Oysa, Sovyetler hayattayken, yönetimindeki ülkeler arasında en özgürlük meraklısı olanı Macaristan’dı. Gel zaman git zaman, şimdi otoriter bir medya yasasına sahip oldu. AB Komisyonu, “acaba yasada AB hukukuna aykırı bir şey var mı” diye 194 sayfalık yasayı inceliyor. Aykırılık bulsa ne olacak acaba?
• AB Komisyonunu beklemeden, Avrupa Güvenlik ve İşbirliği Örgütü (OSCE), hiç lafını esirgemeden, “Medya ve haber değerlendirme özgürlüğünü, medya çoğulculuğunu çiğniyor” dedi.

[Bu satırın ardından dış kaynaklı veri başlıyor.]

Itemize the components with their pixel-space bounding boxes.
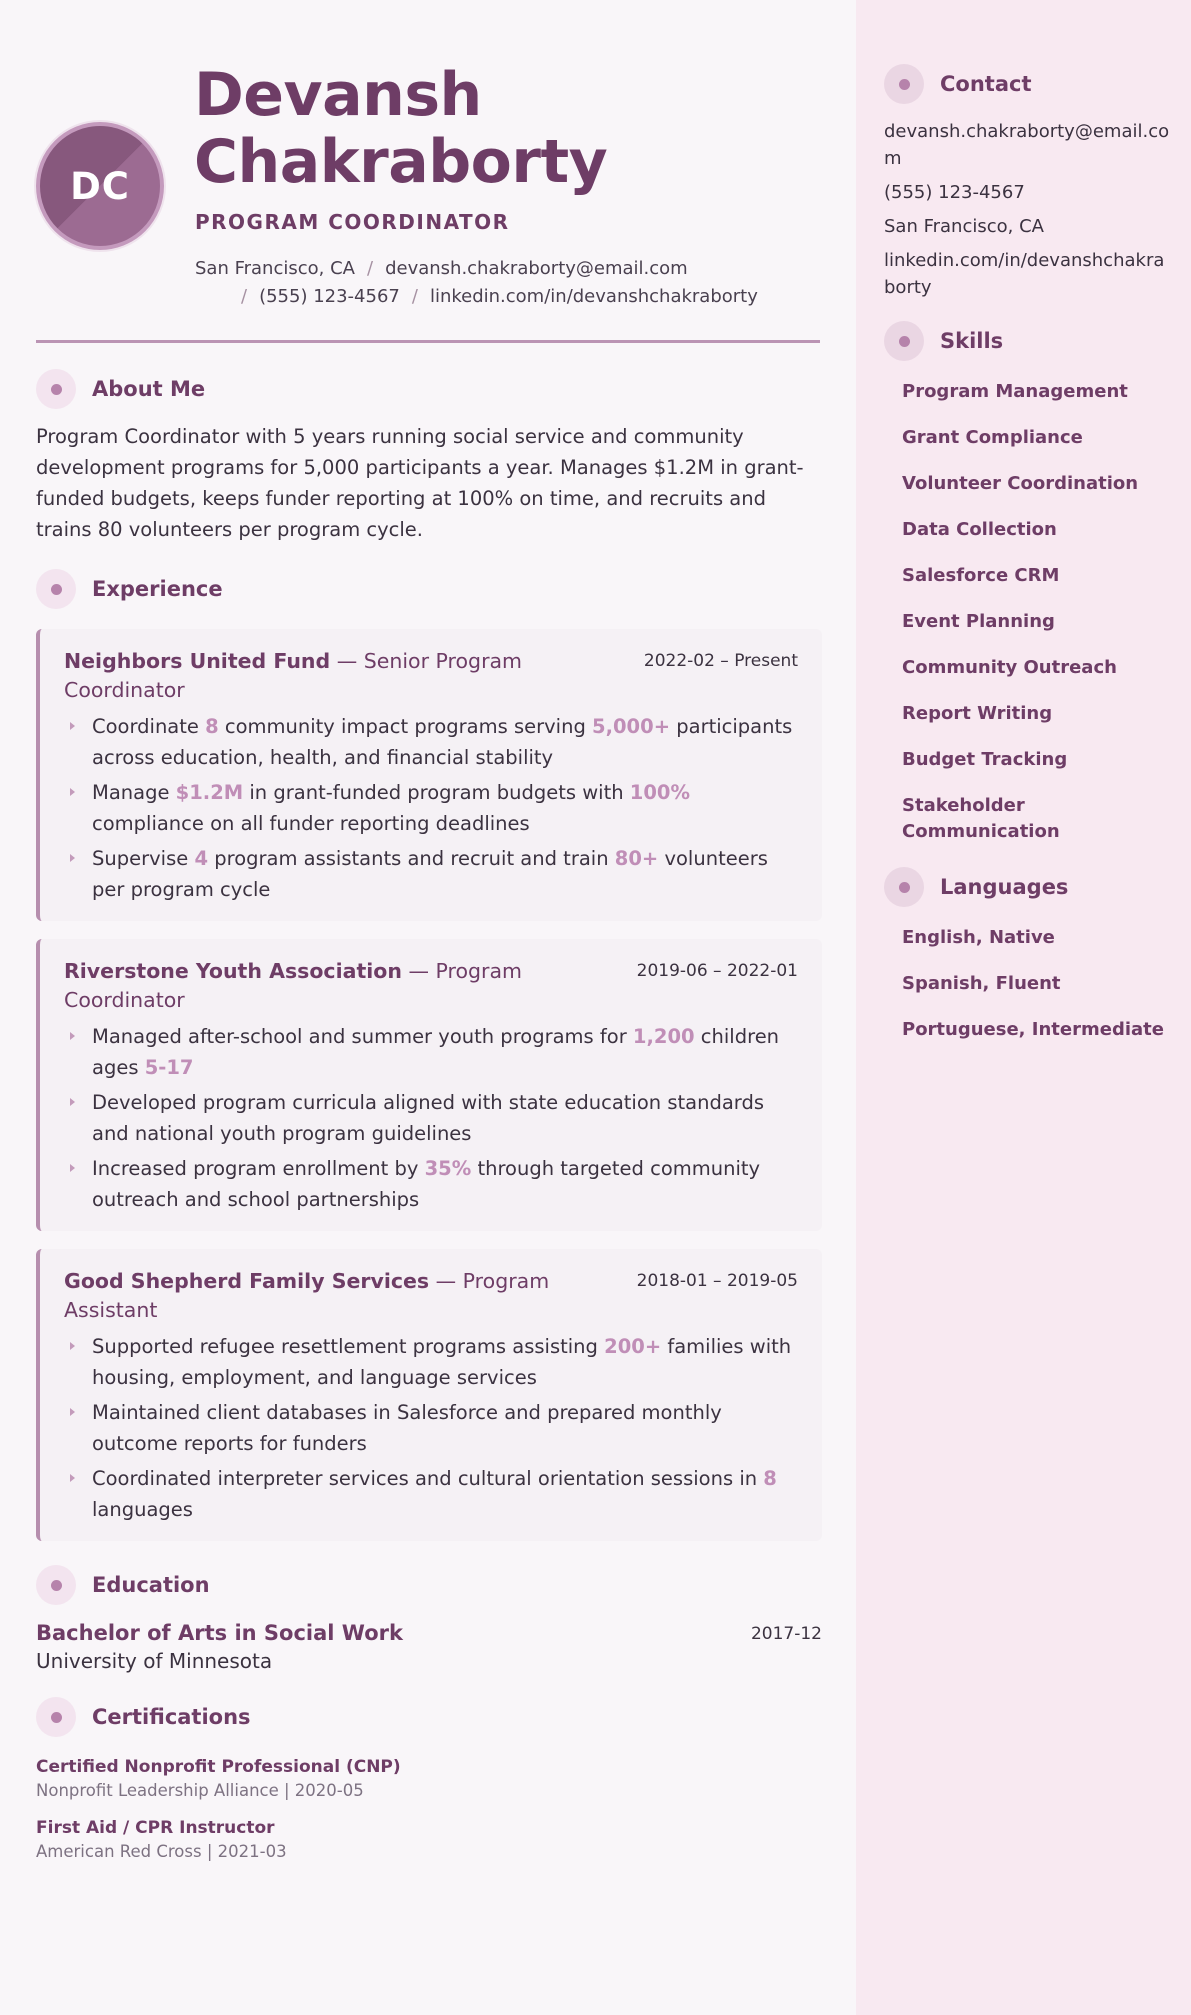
header-linkedin[interactable]: linkedin.com/in/devanshchakraborty xyxy=(429,286,758,307)
skills-heading: Skills xyxy=(940,329,1004,353)
experience-bullets xyxy=(64,1331,798,1525)
separator: / xyxy=(241,286,248,307)
avatar xyxy=(36,122,164,250)
bullet-text: Supported refugee resettlement programs assisting xyxy=(92,1335,605,1358)
bullet-text: Increased program enrollment by xyxy=(92,1157,425,1180)
highlight-metric: 1,200 xyxy=(632,1025,695,1048)
experience-bullet xyxy=(64,1463,798,1525)
bullet-text: Developed program curricula aligned with state education standards and national youth program guidelines xyxy=(92,1091,764,1145)
separator: / xyxy=(411,286,418,307)
job-title: PROGRAM COORDINATOR xyxy=(195,210,510,234)
skill-item: Data Collection xyxy=(902,519,1057,540)
avatar-initials: DC xyxy=(70,164,130,208)
company-name: Neighbors United Fund xyxy=(64,649,331,673)
highlight-metric: 8 xyxy=(205,715,219,738)
experience-bullet xyxy=(64,1021,798,1083)
contact-list xyxy=(884,118,1174,301)
bullet-text: Maintained client databases in Salesforce and prepared monthly outcome reports for funders xyxy=(92,1401,722,1455)
experience-list xyxy=(36,629,822,1541)
role-title: — Senior Program Coordinator xyxy=(64,649,523,702)
bullet-text: program assistants and recruit and train xyxy=(208,847,615,870)
bullet-text: through targeted community outreach and school partnerships xyxy=(92,1157,761,1211)
experience-bullets xyxy=(64,1021,798,1215)
experience-dates: 2022-02 – Present xyxy=(643,651,798,671)
skill-item: Grant Compliance xyxy=(902,427,1083,448)
experience-header xyxy=(64,1267,798,1325)
bullet-text: Manage xyxy=(92,781,176,804)
bullet-text: volunteers per program cycle xyxy=(92,847,768,901)
sidebar-email[interactable]: devansh.chakraborty@email.com xyxy=(884,121,1170,169)
highlight-metric: 8 xyxy=(763,1467,777,1490)
section-dot-icon xyxy=(36,1565,76,1605)
highlight-metric: 100% xyxy=(629,781,691,804)
education-entry xyxy=(36,1621,822,1673)
header-divider xyxy=(36,340,820,343)
experience-heading: Experience xyxy=(92,577,223,601)
bullet-text: Managed after-school and summer youth programs for xyxy=(92,1025,633,1048)
sidebar-linkedin[interactable]: linkedin.com/in/devanshchakraborty xyxy=(884,250,1165,298)
bullet-text: families with housing, employment, and language services xyxy=(92,1335,792,1389)
experience-bullet xyxy=(64,777,798,839)
skills-list xyxy=(884,379,1174,845)
bullet-text: Supervise xyxy=(92,847,195,870)
experience-dates: 2019-06 – 2022-01 xyxy=(636,961,798,981)
highlight-metric: 5-17 xyxy=(144,1056,194,1079)
experience-bullet xyxy=(64,1087,798,1149)
highlight-metric: 80+ xyxy=(614,847,659,870)
skill-item: Event Planning xyxy=(902,611,1055,632)
bullet-text: in grant-funded program budgets with xyxy=(243,781,630,804)
highlight-metric: 200+ xyxy=(604,1335,662,1358)
bullet-text: compliance on all funder reporting deadlines xyxy=(92,812,530,835)
certification-issuer: American Red Cross | 2021-03 xyxy=(36,1842,287,1861)
skills-section-header xyxy=(884,319,1174,363)
experience-section-header xyxy=(36,567,822,611)
degree: Bachelor of Arts in Social Work xyxy=(36,1621,403,1645)
skill-item: Community Outreach xyxy=(902,657,1117,678)
education-heading: Education xyxy=(92,1573,210,1597)
skill-item: Report Writing xyxy=(902,703,1053,724)
header-location: San Francisco, CA xyxy=(195,258,355,279)
separator: / xyxy=(366,258,374,279)
school: University of Minnesota xyxy=(36,1649,273,1673)
bullet-text: children ages xyxy=(92,1025,780,1079)
section-dot-icon xyxy=(36,369,76,409)
language-item: Spanish, Fluent xyxy=(902,973,1061,994)
section-dot-icon xyxy=(884,321,924,361)
experience-bullet xyxy=(64,711,798,773)
about-heading: About Me xyxy=(92,377,206,401)
header-contact-line-1 xyxy=(195,258,688,279)
experience-dates: 2018-01 – 2019-05 xyxy=(636,1271,798,1291)
skill-item: Volunteer Coordination xyxy=(902,473,1139,494)
about-text: Program Coordinator with 5 years running social service and community development programs for 5,000 participants a year. Manages $1.2M in grant-funded budgets, keeps funder reporting at 100% on time, and recruits and trains 80 volunteers per program cycle. xyxy=(36,425,804,541)
main-column xyxy=(36,0,822,1861)
experience-header xyxy=(64,647,798,705)
skill-item: Stakeholder Communication xyxy=(902,795,1060,842)
header-email[interactable]: devansh.chakraborty@email.com xyxy=(385,258,688,279)
experience-entry xyxy=(36,1249,822,1541)
certification-name: First Aid / CPR Instructor xyxy=(36,1818,275,1838)
section-dot-icon xyxy=(884,64,924,104)
education-date: 2017-12 xyxy=(750,1624,822,1644)
highlight-metric: $1.2M xyxy=(175,781,244,804)
highlight-metric: 4 xyxy=(194,847,209,870)
language-item: English, Native xyxy=(902,927,1055,948)
highlight-metric: 35% xyxy=(424,1157,472,1180)
experience-header xyxy=(64,957,798,1015)
bullet-text: Coordinated interpreter services and cultural orientation sessions in xyxy=(92,1467,764,1490)
skill-item: Program Management xyxy=(902,381,1128,402)
certification-name: Certified Nonprofit Professional (CNP) xyxy=(36,1757,401,1777)
certifications-section-header xyxy=(36,1695,822,1739)
certification-item xyxy=(36,1818,822,1861)
sidebar xyxy=(856,0,1191,2015)
skill-item: Salesforce CRM xyxy=(902,565,1060,586)
language-item: Portuguese, Intermediate xyxy=(902,1019,1164,1040)
company-name: Riverstone Youth Association xyxy=(64,959,402,983)
education-section-header xyxy=(36,1563,822,1607)
header-contact-line-2 xyxy=(241,286,758,307)
candidate-name: Devansh Chakraborty xyxy=(194,60,608,197)
highlight-metric: 5,000+ xyxy=(592,715,671,738)
sidebar-content xyxy=(884,62,1174,1063)
bullet-text: languages xyxy=(92,1498,193,1521)
header-phone[interactable]: (555) 123-4567 xyxy=(259,286,400,307)
certifications-heading: Certifications xyxy=(92,1705,251,1729)
contact-section-header xyxy=(884,62,1174,106)
languages-section-header xyxy=(884,865,1174,909)
contact-heading: Contact xyxy=(940,72,1032,96)
section-dot-icon xyxy=(36,569,76,609)
sidebar-location: San Francisco, CA xyxy=(884,216,1044,237)
experience-entry xyxy=(36,939,822,1231)
experience-bullets xyxy=(64,711,798,905)
bullet-text: participants across education, health, and financial stability xyxy=(92,715,793,769)
languages-heading: Languages xyxy=(940,875,1069,899)
experience-entry xyxy=(36,629,822,921)
bullet-text: community impact programs serving xyxy=(218,715,593,738)
role-title: — Program Assistant xyxy=(64,1269,550,1322)
experience-bullet xyxy=(64,1153,798,1215)
section-dot-icon xyxy=(36,1697,76,1737)
experience-bullet xyxy=(64,843,798,905)
company-name: Good Shepherd Family Services xyxy=(64,1269,430,1293)
certification-issuer: Nonprofit Leadership Alliance | 2020-05 xyxy=(36,1781,364,1800)
certification-item xyxy=(36,1757,822,1800)
about-section-header xyxy=(36,367,822,411)
experience-bullet xyxy=(64,1397,798,1459)
role-title: — Program Coordinator xyxy=(64,959,522,1012)
section-dot-icon xyxy=(884,867,924,907)
languages-list xyxy=(884,925,1174,1043)
resume-header xyxy=(36,0,822,343)
bullet-text: Coordinate xyxy=(92,715,206,738)
sidebar-phone[interactable]: (555) 123-4567 xyxy=(884,182,1025,203)
experience-bullet xyxy=(64,1331,798,1393)
skill-item: Budget Tracking xyxy=(902,749,1068,770)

• Sınır Tanımayan Gazeteciler Örgütü, Uluslararası Basın Birliği (API), Avrupa Gazeteciler Federasyonu (EJF) söz birliği halinde, “Macaristan, insan hakları temel bildirgesi ve AB’nin basın ve ifade özgürlüğü ilkelerine karşı geliyor” dediler.
• AB Sayısal Gündem Bakanı Neelie Kroes, Macar Başbakan Yardımcısına gönderdiği mektupla, kaygılarını bildirdi.
• AB Komisyonu Başkanı Jose Manuel Barosso “AB için medya özgürlüğü kutsal bir ilkedir” dedi.
• Konu Avrupa Parlamentosu’nda görüşülürken bazı üyeler, “Pravda günleri bitmiştir” diye bağırdı. Pravda (Gerçek) gazetesi, Sovyet Komünist Partisi’nin yayın organıydı. Macaristan’ı parlamentoda boykota karar verdiler.
Bütün bunlara karşı Macaristan Başbakanlık Sözcüsü şöyle dedi bir güzel: “Medya Yasası, son satırına kadar Avrupalıdır. Değiştirmeyi düşünmüyoruz.”
Acaba AB Komisyonu “değiştirin” derse ne olacak?